Best Practices for Using Sales Intelligence Tiles for Prospect Research

 


For more best practices, check out the full blog post.


Video transcription:

Here are our do’s and don’ts for prospecting like a master with sales intelligence tiles:

DO - Do your research.

You can’t sell a solution when you don’t understand the problem. Doing your research will help you connect on a more personal level with prospects, position your product more thoughtfully, and show you’re here to help, not just for the money.

DON’T - Don’t perform the same searches over and over.
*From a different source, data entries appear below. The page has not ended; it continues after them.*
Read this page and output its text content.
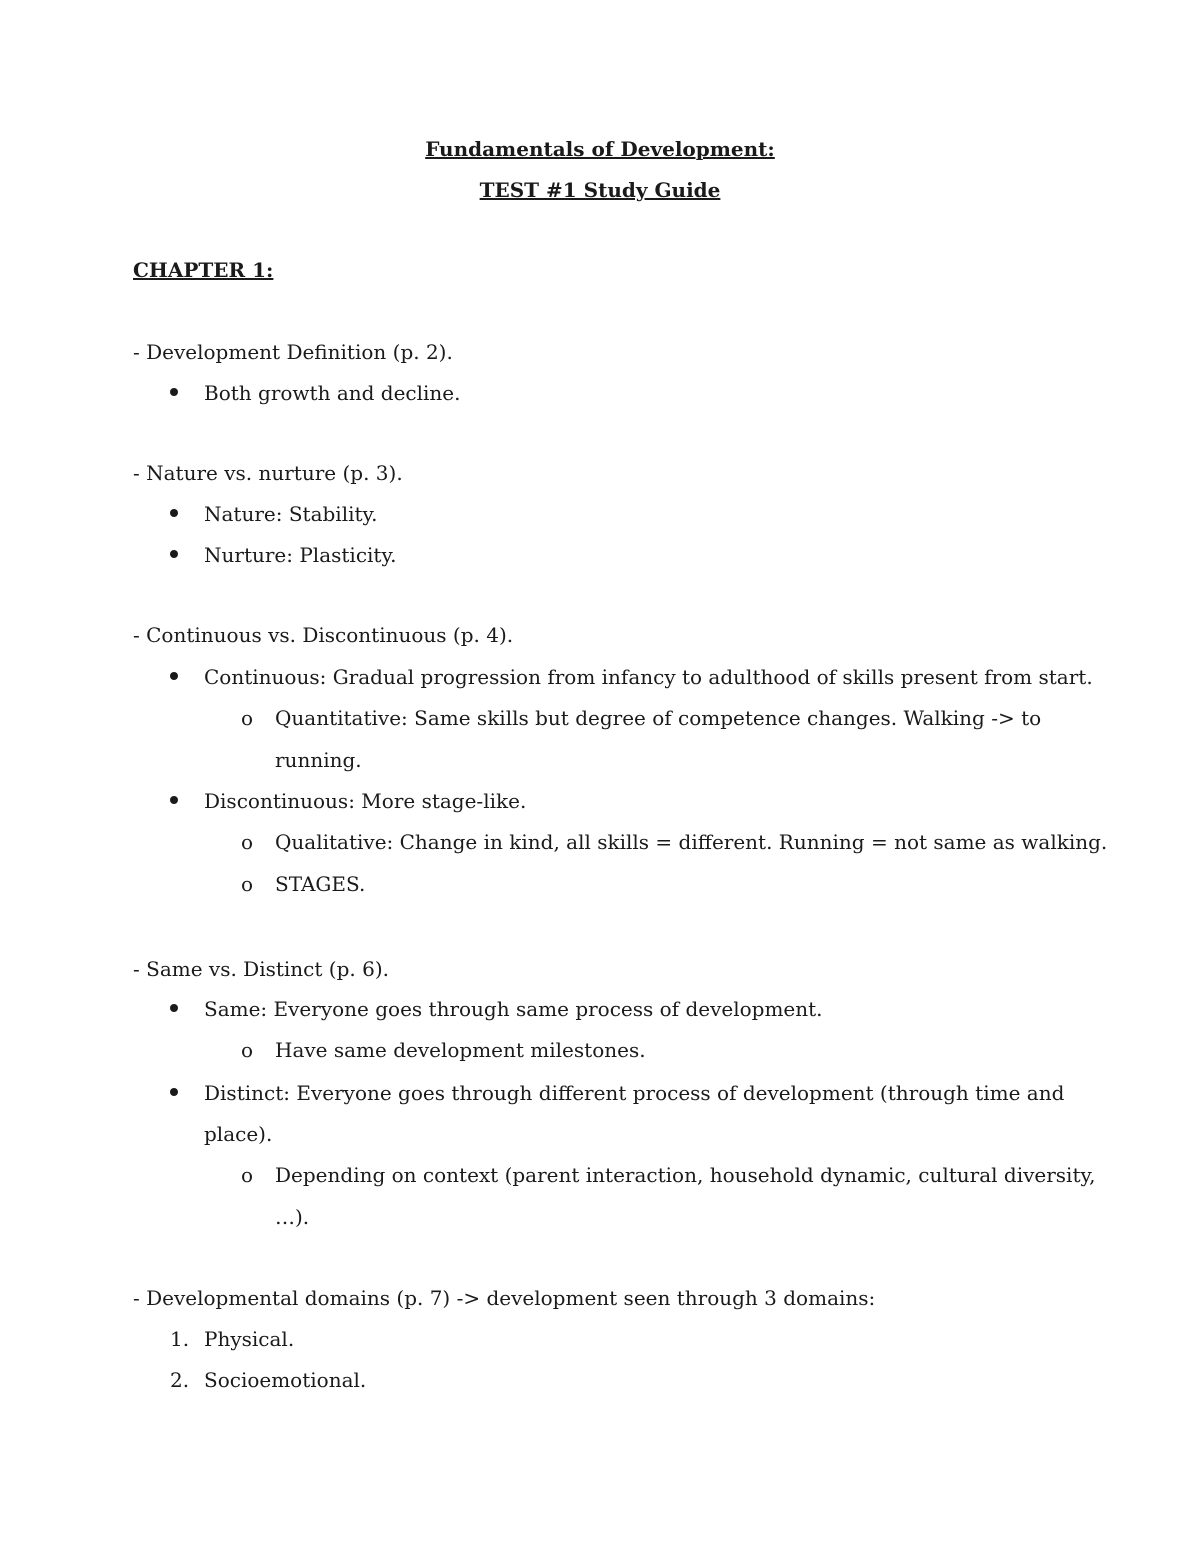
Fundamentals of Development:
TEST #1 Study Guide
CHAPTER 1:
- Development Definition (p. 2).
Both growth and decline.
- Nature vs. nurture (p. 3).
Nature: Stability.
Nurture: Plasticity.
- Continuous vs. Discontinuous (p. 4).
Continuous: Gradual progression from infancy to adulthood of skills present from start.
o Quantitative: Same skills but degree of competence changes. Walking -> to
running.
Discontinuous: More stage-like.
o Qualitative: Change in kind, all skills = different. Running = not same as walking.
o STAGES.
- Same vs. Distinct (p. 6).
Same: Everyone goes through same process of development.
o Have same development milestones.
Distinct: Everyone goes through different process of development (through time and
place).
o Depending on context (parent interaction, household dynamic, cultural diversity,
…).
- Developmental domains (p. 7) -> development seen through 3 domains:
1. Physical.
2. Socioemotional.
Research is crucial, but that doesn’t mean it needs to take a lot of time and manual work to find the information. Rather than typing the same things into Google every call and getting lost in a sea of browser tabs, use Outreach’s sales intelligence tiles to access this information where you’re already working. With a combination of prospect information and partner data, sales intelligence tiles allow you to see:

  • Company details and industry
  • Recent company news
  • Social feeds
  • Competitors
  • And previous interactions with the prospect and account

All in one page, all within your prospecting workflow!
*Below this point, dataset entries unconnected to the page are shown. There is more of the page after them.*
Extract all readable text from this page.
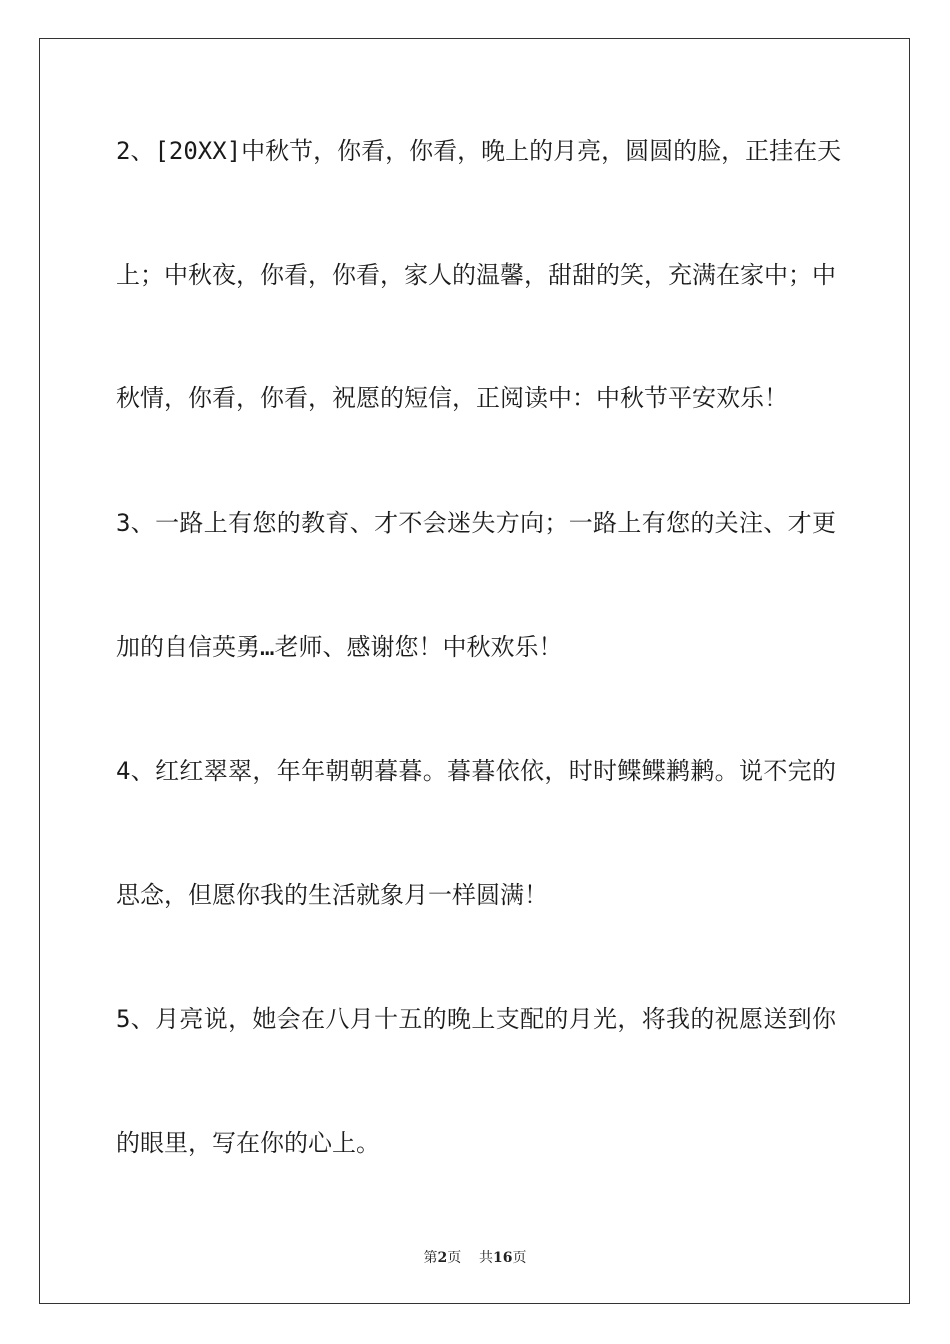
2、[20XX]中秋节，你看，你看，晚上的月亮，圆圆的脸，正挂在天
上；中秋夜，你看，你看，家人的温馨，甜甜的笑，充满在家中；中
秋情，你看，你看，祝愿的短信，正阅读中：中秋节平安欢乐！
3、一路上有您的教育、才不会迷失方向；一路上有您的关注、才更
加的自信英勇…老师、感谢您！中秋欢乐！
4、红红翠翠，年年朝朝暮暮。暮暮依依，时时鲽鲽鹣鹣。说不完的
思念，但愿你我的生活就象月一样圆满！
5、月亮说，她会在八月十五的晚上支配的月光，将我的祝愿送到你
的眼里，写在你的心上。
第2页 共16页
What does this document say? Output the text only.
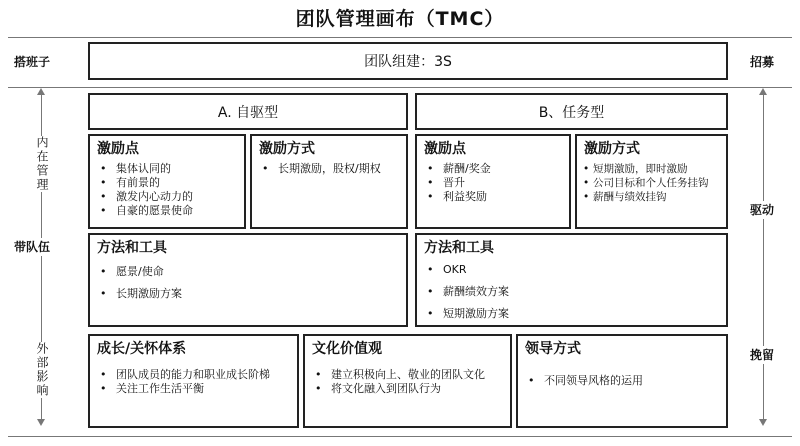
团队管理画布（TMC）
搭班子
内在管理
带队伍
外部影响
招募
驱动
挽留
团队组建：3S
A. 自驱型	B、任务型
激励点
• 集体认同的
• 有前景的
• 激发内心动力的
• 自豪的愿景使命
激励方式
• 长期激励，股权/期权
激励点
• 薪酬/奖金
• 晋升
• 利益奖励
激励方式
• 短期激励，即时激励
• 公司目标和个人任务挂钩
• 薪酬与绩效挂钩
方法和工具
• 愿景/使命
• 长期激励方案
方法和工具
• OKR
• 薪酬绩效方案
• 短期激励方案
成长/关怀体系
• 团队成员的能力和职业成长阶梯
• 关注工作生活平衡
文化价值观
• 建立积极向上、敬业的团队文化
• 将文化融入到团队行为
领导方式
• 不同领导风格的运用
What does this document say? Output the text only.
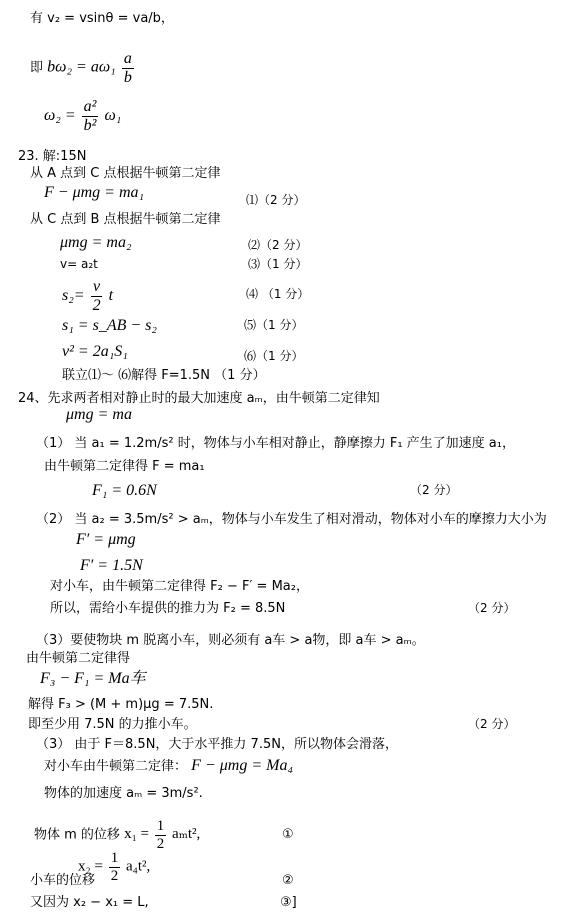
有 v₂ = vsinθ = va/b，
即 $b\omega_2 = a\omega_1 \frac{a}{b}$
$\omega_2 = \frac{\text{a²}}{\text{b²}} \omega_1$
23. 解:15N
从 A 点到 C 点根据牛顿第二定律
F − μmg = ma₁	⑴（2 分）
从 C 点到 B 点根据牛顿第二定律
μmg = ma₂	⑵（2 分）
v= a₂t	⑶（1 分）
$s_2= \frac{v}{2}$ t	⑷ （1 分）
s₁ = s_AB − s₂	⑸（1 分）
v² = 2a₁S₁	⑹（1 分）
联立⑴～ ⑹解得 F=1.5N （1 分）
24、先求两者相对静止时的最大加速度 aₘ，由牛顿第二定律知
μmg = ma
（1） 当 a₁ = 1.2m/s² 时，物体与小车相对静止，静摩擦力 F₁ 产生了加速度 a₁，
由牛顿第二定律得 F = ma₁
F₁ = 0.6N	（2 分）
（2） 当 a₂ = 3.5m/s² > aₘ，物体与小车发生了相对滑动，物体对小车的摩擦力大小为
F′ = μmg
F′ = 1.5N
对小车，由牛顿第二定律得 F₂ − F′ = Ma₂，
所以，需给小车提供的推力为 F₂ = 8.5N	（2 分）
（3）要使物块 m 脱离小车，则必须有 a车 > a物，即 a车 > aₘ。
由牛顿第二定律得
F₃ − F₁ = Ma车
解得 F₃ > (M + m)μg = 7.5N.
即至少用 7.5N 的力推小车。	（2 分）
（3） 由于 F＝8.5N，大于水平推力 7.5N，所以物体会滑落，
对小车由牛顿第二定律： F − μmg = Ma₄
物体的加速度 aₘ = 3m/s².
物体 m 的位移 $x_1 = \frac{1}{2} a_mt^2$,	①
$x_2 = \frac{1}{2} a_4t^2$,
小车的位移	②
又因为 x₂ − x₁ = L,	③]
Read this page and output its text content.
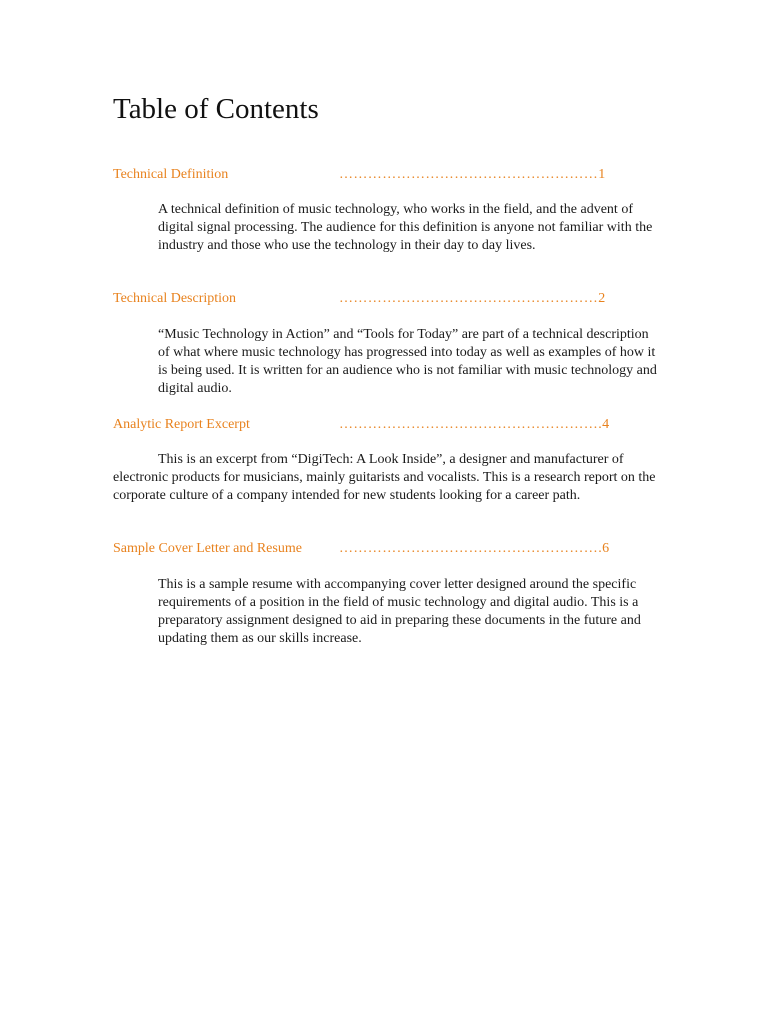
Table of Contents
Technical Definition	………………………………………………1

A technical definition of music technology, who works in the field, and the advent of digital signal processing. The audience for this definition is anyone not familiar with the industry and those who use the technology in their day to day lives.

Technical Description	………………………………………………2

“Music Technology in Action” and “Tools for Today” are part of a technical description of what where music technology has progressed into today as well as examples of how it is being used. It is written for an audience who is not familiar with music technology and digital audio.

Analytic Report Excerpt	……………………………………………….4

This is an excerpt from “DigiTech: A Look Inside”, a designer and manufacturer of electronic products for musicians, mainly guitarists and vocalists. This is a research report on the corporate culture of a company intended for new students looking for a career path.

Sample Cover Letter and Resume	……………………………………………….6

This is a sample resume with accompanying cover letter designed around the specific requirements of a position in the field of music technology and digital audio. This is a preparatory assignment designed to aid in preparing these documents in the future and updating them as our skills increase.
DO - Make good use of all information.

The key to sales is building rapport with your prospect, and no piece of information is too trivial to help foster that connection. Even seemingly meaningless information, like the local weather or office location, can really help take your call to the next level and forge an extra personal connection. We all roll our eyes at small talk, but we can’t deny it really works as an icebreaker!

DON’T - Don’t be a stalker.

We may believe no piece of information is too trivial to bring up, but there is definitely information that is too personal. Just because you know a little about a prospect doesn’t mean you have to share everything you find. It’s a great idea to bring up your recent trip to New York if you see that your prospect works in Manhattan. It’s a horrible idea to tell them you think you saw them on the sidewalk while you stalked their office on Google Earth.